По мере того, как я все это говорил, видел, как медленно, но верно белеет лицо Кандобина, спадает с него спесь и значительность. А это могло означать лишь одно — показания Леонтьева и Никитина на сто процентов верны. И, скорее, лишь по инерции, главарь банды продолжал изображать из себя крутого. Презрительно фыркнул:
— Чушь собачья!
— Следует ли понимать ваше эмоциональное замечание, как ваше несогласие с выдвинутым против вас подозрением в совершении вышеназванных преступлений?
— Да, именно так и следует понимать! — громко с пафосом проговорил Кандобин, нервно и часто «подмигивая» мне левым глазом.
— Что ж, так и запишем.
«С подозрением меня в совершении вышепречисленных преступления категорически не согласен», — написал я в протоколе, прочитал Кадобину.
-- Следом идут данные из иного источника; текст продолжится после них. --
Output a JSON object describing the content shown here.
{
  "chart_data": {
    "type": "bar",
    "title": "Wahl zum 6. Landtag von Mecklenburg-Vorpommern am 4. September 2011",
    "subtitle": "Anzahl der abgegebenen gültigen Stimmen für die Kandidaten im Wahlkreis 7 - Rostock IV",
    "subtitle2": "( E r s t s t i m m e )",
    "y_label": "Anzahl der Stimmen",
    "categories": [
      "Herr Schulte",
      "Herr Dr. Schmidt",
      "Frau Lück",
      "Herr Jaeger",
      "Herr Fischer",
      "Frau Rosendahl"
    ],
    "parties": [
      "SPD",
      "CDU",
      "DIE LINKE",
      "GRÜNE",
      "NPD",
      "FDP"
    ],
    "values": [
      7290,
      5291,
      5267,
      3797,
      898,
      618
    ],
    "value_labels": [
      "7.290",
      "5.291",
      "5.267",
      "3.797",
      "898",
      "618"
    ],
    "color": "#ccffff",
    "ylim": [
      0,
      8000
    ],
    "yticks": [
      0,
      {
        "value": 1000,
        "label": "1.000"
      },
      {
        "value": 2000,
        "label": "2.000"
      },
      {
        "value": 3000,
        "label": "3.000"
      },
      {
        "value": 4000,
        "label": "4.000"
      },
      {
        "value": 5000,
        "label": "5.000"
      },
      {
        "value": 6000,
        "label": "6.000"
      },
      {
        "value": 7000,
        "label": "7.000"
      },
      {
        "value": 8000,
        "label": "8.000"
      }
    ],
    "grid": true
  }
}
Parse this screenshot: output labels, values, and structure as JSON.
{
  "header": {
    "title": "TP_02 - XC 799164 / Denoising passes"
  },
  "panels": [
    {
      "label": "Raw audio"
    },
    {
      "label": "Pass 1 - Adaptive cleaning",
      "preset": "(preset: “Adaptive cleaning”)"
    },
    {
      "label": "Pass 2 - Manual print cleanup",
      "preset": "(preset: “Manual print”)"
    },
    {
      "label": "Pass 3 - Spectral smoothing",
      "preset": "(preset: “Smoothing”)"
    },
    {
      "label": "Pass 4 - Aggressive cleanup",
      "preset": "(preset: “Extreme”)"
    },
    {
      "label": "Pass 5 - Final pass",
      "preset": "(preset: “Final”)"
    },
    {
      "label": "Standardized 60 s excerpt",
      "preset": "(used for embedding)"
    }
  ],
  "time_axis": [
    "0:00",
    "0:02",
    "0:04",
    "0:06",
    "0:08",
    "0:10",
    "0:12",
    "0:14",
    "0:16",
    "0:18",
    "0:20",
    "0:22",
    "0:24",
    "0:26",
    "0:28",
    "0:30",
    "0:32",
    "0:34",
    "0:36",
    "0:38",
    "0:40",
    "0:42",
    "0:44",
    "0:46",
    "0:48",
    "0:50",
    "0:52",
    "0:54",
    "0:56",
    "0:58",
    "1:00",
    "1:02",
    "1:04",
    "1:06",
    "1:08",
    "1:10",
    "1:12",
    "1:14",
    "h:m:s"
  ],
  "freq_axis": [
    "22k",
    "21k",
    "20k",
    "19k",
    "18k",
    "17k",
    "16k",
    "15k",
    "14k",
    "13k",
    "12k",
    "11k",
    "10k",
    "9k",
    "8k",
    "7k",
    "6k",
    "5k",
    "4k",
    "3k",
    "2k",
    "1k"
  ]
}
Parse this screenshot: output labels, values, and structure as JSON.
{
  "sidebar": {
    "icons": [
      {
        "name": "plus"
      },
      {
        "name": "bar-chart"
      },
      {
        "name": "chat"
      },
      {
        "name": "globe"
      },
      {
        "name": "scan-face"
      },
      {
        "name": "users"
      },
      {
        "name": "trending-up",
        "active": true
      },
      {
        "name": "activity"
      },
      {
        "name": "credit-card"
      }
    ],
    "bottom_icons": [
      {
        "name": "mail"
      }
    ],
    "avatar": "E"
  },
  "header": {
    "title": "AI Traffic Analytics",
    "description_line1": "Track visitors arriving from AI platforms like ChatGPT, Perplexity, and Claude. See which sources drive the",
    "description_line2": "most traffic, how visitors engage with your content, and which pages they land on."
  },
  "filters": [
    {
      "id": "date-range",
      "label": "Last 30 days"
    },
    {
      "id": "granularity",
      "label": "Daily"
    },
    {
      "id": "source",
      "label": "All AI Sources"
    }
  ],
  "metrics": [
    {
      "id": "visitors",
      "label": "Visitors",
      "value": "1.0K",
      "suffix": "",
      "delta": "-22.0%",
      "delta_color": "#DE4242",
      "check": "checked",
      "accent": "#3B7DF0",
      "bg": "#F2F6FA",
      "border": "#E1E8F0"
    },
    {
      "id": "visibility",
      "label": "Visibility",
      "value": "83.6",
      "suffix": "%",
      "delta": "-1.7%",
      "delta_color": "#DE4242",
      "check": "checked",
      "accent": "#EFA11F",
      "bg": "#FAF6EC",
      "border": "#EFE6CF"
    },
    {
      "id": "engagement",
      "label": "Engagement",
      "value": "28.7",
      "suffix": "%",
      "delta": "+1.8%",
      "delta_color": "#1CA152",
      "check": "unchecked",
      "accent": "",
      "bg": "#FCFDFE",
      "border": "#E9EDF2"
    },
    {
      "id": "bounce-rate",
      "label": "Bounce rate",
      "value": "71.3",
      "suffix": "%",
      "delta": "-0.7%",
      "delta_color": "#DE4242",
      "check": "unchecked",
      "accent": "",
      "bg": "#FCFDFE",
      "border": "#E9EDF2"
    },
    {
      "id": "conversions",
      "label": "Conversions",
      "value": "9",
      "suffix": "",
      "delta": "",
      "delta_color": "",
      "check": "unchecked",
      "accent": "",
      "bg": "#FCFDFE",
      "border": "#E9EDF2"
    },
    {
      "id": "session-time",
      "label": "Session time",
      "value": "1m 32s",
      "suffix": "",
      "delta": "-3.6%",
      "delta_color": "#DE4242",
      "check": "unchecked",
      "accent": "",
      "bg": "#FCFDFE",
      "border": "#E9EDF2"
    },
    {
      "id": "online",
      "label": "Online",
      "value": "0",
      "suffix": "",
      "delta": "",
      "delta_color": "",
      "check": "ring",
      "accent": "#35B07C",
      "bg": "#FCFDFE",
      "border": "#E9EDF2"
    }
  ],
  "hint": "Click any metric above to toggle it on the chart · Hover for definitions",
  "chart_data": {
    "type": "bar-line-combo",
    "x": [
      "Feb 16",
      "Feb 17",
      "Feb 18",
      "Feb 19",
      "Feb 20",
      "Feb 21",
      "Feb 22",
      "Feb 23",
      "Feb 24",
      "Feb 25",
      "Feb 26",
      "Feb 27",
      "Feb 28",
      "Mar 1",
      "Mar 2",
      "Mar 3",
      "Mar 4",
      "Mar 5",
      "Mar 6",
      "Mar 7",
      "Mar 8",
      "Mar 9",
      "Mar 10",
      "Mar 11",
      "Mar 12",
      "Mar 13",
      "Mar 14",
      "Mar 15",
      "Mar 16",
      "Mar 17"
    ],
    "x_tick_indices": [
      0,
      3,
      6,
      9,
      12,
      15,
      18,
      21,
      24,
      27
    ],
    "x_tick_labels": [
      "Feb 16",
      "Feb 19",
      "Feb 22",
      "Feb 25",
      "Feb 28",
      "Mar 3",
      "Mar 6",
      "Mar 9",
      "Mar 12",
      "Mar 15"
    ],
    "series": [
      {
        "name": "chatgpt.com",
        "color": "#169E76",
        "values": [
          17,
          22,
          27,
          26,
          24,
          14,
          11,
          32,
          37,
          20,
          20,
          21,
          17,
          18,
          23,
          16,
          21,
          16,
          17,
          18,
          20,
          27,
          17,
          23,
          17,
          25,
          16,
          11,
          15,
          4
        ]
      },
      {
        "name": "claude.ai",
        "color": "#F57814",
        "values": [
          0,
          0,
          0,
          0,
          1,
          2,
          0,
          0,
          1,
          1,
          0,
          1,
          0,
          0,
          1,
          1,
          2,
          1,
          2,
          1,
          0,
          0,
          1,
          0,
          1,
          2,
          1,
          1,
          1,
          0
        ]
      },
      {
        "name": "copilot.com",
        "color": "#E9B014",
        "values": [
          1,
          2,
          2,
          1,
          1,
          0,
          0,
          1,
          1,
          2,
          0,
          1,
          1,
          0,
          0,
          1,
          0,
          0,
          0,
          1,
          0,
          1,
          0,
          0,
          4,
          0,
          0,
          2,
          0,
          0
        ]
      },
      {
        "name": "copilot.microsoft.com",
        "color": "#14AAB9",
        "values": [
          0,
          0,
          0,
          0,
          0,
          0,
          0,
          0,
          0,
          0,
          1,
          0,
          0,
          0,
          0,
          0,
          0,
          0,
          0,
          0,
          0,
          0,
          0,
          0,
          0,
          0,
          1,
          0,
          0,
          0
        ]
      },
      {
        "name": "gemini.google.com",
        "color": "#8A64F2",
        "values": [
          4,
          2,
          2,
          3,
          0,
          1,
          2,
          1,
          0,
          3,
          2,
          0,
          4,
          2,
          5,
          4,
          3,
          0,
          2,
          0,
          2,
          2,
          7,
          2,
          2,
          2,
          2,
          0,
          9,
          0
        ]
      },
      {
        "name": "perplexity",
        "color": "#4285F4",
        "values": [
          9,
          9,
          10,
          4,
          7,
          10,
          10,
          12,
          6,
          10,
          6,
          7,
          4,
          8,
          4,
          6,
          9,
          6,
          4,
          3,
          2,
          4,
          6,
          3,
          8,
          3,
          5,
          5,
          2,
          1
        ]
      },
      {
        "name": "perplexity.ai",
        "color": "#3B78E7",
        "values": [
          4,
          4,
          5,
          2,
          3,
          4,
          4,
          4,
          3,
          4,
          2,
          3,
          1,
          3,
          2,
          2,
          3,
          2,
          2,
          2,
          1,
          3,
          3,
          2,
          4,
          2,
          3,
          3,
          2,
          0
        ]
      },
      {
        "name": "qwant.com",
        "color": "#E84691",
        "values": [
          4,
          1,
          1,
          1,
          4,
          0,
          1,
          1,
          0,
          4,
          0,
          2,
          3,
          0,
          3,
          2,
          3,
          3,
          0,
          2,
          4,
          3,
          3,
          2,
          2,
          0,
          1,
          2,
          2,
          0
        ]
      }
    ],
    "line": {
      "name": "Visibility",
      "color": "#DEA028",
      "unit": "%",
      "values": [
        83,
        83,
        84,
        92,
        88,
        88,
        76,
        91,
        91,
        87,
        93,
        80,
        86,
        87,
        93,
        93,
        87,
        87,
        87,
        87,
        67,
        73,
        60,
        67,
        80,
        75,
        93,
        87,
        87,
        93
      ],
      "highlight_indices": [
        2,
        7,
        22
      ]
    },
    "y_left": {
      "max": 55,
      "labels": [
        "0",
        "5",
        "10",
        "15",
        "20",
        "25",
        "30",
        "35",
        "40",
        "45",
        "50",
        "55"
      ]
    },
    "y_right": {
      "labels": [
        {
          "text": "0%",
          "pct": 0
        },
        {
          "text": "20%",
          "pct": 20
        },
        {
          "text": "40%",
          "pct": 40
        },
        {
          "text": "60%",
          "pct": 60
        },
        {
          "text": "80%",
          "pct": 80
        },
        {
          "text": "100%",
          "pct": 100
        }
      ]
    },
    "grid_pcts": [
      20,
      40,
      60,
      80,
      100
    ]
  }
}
— Все правильно записано, Дмитрий Петрович?
— Да.
— В таком случае, распишитесь, пожалуйста.
Он расписался в протоколе. Руки у него заметно дрожали. А нервы-то у вас, милейший! Ни к черту нервишки! Ага. Лечиться вам надо, дорогой. Лечиться долго и серьезно. Но об этом, можете не волноваться, я лично похлопочу. У вас будет мно-о-ого времени подлечить нервы. Очень много.
— А теперь я готов выслушать ваши возражения. Но прежде, чтобы в дальнейшем между нами не было недоразумений, обязан предупредить, что, в отличии от вас, я никогда не использую в своей работе слухи, а лишь достоверные факты, отражающие нашу повседневную и, увы, унылую действительность. И исключительно для того, чтобы вы не наговорили всяких глупостей, за которые будет потом стыдно и мне, и вам, и которые могут очень растроить ваших судей и вызвать у них (не дай Бог конечно) негативное к вам отношение, позволю предложить вам прослушать магнитофонную запись моего разговора с хорошо вам известным господином Леонтьевым Владиславом Юрьевичем и ознакомиться с протоколом его допроса, где он собственноручно засвидетельствовал правильность записанного своей подписью. Вы готовы, Дмитрий Петрович?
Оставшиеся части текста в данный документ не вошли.